Does Meditation Slow Brain Aging?

But, most intriguing of all, meditation may help mitigate the effects of aging on the brain.  While overall life expectancy has been increasing, the human brain still begins deteriorating after the first two decades of life and continues degrading further with increasing age. A study from UCLA found that long-term meditators had better-preserved brains than non-meditators as they aged. Participants who had been meditating for an average of 20 years had more grey matter volume throughout the brain—although older meditators still had some volume loss compared to younger meditators, it wasn’t as pronounced as the non-meditators. “We expected rather small and distinct effects located in some of the regions that had previously been associated with meditating,” said study author Florian Kurth. “Instead, what we actually observed was a widespread effect of meditation that encompassed regions throughout the entire brain.”

telomere shortening

Another study, conducted at the University of California, Davis, took things a step further.  It showed that meditation promotes positive psychological changes, and that meditators showing the greatest improvement on various psychological measures had the highest levels of telomerase.  Telomeres are sequences of DNA at the end of chromosomes that tend to get shorter every time a cell divides.

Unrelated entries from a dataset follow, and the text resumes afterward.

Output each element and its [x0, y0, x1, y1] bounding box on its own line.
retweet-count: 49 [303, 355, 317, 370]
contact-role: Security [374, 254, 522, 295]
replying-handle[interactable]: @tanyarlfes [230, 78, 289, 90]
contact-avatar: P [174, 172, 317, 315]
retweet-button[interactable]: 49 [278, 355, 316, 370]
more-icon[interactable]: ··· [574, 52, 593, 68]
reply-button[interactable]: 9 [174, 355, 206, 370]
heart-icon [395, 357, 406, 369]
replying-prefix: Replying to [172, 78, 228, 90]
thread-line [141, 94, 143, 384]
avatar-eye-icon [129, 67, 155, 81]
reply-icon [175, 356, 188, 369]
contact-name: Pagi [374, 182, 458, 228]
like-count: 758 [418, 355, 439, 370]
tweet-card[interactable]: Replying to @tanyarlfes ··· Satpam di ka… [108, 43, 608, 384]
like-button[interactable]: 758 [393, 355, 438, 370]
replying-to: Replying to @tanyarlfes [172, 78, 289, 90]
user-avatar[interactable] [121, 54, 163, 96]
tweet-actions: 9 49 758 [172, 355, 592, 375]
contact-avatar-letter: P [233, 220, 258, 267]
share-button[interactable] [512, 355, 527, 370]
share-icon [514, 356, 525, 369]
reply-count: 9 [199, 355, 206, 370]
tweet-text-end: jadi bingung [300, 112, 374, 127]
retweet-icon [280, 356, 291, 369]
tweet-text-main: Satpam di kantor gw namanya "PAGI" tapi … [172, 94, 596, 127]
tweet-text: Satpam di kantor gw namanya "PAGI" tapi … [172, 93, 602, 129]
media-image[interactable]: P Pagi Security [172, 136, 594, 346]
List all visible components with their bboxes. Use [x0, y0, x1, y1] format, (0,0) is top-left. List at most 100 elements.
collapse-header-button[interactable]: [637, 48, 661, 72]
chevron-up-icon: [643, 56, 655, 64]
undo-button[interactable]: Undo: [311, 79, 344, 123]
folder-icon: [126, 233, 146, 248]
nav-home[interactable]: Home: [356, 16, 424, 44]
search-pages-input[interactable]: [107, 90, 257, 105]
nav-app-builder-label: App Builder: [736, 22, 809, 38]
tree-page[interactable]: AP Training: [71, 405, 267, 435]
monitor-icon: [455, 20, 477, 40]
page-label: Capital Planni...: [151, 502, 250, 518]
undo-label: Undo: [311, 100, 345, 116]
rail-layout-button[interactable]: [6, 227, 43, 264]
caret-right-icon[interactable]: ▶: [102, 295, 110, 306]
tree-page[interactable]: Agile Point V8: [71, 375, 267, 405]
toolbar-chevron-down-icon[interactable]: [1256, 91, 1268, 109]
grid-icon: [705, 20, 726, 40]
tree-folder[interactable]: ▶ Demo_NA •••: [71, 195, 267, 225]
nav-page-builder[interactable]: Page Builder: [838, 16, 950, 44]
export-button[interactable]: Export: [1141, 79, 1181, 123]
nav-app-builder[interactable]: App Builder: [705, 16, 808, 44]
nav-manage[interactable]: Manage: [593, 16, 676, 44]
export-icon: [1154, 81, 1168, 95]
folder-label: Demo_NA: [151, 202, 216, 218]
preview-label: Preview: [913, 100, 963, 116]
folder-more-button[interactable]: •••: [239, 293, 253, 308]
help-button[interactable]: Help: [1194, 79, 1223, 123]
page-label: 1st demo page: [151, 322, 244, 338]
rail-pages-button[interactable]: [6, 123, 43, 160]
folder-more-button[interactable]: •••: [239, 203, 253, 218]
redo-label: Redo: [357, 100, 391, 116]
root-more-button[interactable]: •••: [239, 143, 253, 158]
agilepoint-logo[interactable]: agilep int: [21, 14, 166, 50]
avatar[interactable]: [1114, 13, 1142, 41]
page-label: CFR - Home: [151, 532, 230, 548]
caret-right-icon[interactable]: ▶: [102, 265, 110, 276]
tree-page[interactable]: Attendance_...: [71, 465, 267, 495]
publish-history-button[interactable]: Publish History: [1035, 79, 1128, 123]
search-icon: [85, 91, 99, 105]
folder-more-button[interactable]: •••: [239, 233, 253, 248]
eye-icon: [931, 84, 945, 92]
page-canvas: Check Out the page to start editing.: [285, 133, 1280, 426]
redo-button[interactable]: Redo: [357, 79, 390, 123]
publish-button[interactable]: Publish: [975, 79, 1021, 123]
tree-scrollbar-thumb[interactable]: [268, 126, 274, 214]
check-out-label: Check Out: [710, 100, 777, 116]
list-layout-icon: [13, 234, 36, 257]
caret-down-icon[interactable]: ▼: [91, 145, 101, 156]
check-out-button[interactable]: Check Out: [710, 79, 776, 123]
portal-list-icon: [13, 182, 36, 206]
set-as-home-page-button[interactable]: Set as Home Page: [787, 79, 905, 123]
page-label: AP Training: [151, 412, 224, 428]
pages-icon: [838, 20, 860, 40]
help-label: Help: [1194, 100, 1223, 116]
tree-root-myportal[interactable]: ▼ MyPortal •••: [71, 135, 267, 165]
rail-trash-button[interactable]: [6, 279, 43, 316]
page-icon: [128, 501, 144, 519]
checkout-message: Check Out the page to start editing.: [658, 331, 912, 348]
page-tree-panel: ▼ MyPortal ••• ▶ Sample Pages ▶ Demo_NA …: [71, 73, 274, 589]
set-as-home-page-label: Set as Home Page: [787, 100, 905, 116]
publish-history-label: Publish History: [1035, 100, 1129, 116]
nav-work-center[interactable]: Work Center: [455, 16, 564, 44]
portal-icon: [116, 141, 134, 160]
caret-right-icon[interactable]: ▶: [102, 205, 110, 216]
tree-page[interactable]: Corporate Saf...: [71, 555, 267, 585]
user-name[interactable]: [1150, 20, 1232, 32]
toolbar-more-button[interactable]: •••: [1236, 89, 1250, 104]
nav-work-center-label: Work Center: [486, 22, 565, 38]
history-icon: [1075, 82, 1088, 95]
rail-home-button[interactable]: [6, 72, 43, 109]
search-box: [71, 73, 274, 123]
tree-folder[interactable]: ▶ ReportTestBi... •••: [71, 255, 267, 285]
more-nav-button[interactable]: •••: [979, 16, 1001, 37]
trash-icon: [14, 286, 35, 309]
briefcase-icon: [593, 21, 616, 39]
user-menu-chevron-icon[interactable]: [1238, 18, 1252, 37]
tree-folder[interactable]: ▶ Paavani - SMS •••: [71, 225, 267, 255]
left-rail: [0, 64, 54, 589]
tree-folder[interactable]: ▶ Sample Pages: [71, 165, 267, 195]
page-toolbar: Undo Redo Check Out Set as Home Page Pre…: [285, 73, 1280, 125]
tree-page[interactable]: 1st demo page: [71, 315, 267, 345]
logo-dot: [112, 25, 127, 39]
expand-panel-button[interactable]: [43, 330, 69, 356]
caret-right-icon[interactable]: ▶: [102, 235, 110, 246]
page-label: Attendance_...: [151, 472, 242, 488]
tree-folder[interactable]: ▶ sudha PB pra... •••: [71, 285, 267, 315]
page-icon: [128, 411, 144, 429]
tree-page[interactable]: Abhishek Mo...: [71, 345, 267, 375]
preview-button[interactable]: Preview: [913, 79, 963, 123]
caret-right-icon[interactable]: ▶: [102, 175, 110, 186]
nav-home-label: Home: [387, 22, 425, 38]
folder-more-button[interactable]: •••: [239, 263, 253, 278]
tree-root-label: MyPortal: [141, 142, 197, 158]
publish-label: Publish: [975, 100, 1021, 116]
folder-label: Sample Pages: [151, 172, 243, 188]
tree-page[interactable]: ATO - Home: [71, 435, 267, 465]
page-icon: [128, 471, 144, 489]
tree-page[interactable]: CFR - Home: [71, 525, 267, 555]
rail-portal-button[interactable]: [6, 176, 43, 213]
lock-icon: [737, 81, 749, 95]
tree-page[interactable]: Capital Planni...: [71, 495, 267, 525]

When telomeres drop below a critical length, the cell can no longer divide properly and eventually dies. Telomerase is an enzyme that can rebuild and lengthen telomeres. Other studies suggest that telomerase activity may be a link between psychological stress and physical health.

According to Clifford Saron, associate research scientist at the UC Davis Center for Mind and Brain, “The take-home message from this work is not that meditation directly increases telomerase activity and therefore a person’s health and longevity. Rather, meditation may improve a person’s psychological well-being and in turn these changes are related to telomerase activity in immune cells, which has the potential to promote longevity in those cells. Activities that increase a person’s sense of well-being may have a profound effect on the most fundamental aspects of their physiology.”


The Scientific Power of Meditation

Mindful Living, Long Life

A number of studies also have helped researchers learn how meditation might work and how it affects the brain. Research suggests that practicing meditation may reduce blood pressure, symptoms of irritable bowel syndrome, anxiety and depression, insomnia, and the incidence, duration, and severity of acute respiratory illnesses (such as influenza).  Through the positive psychological states it creates, meditation may help extend the length and quality of our lives.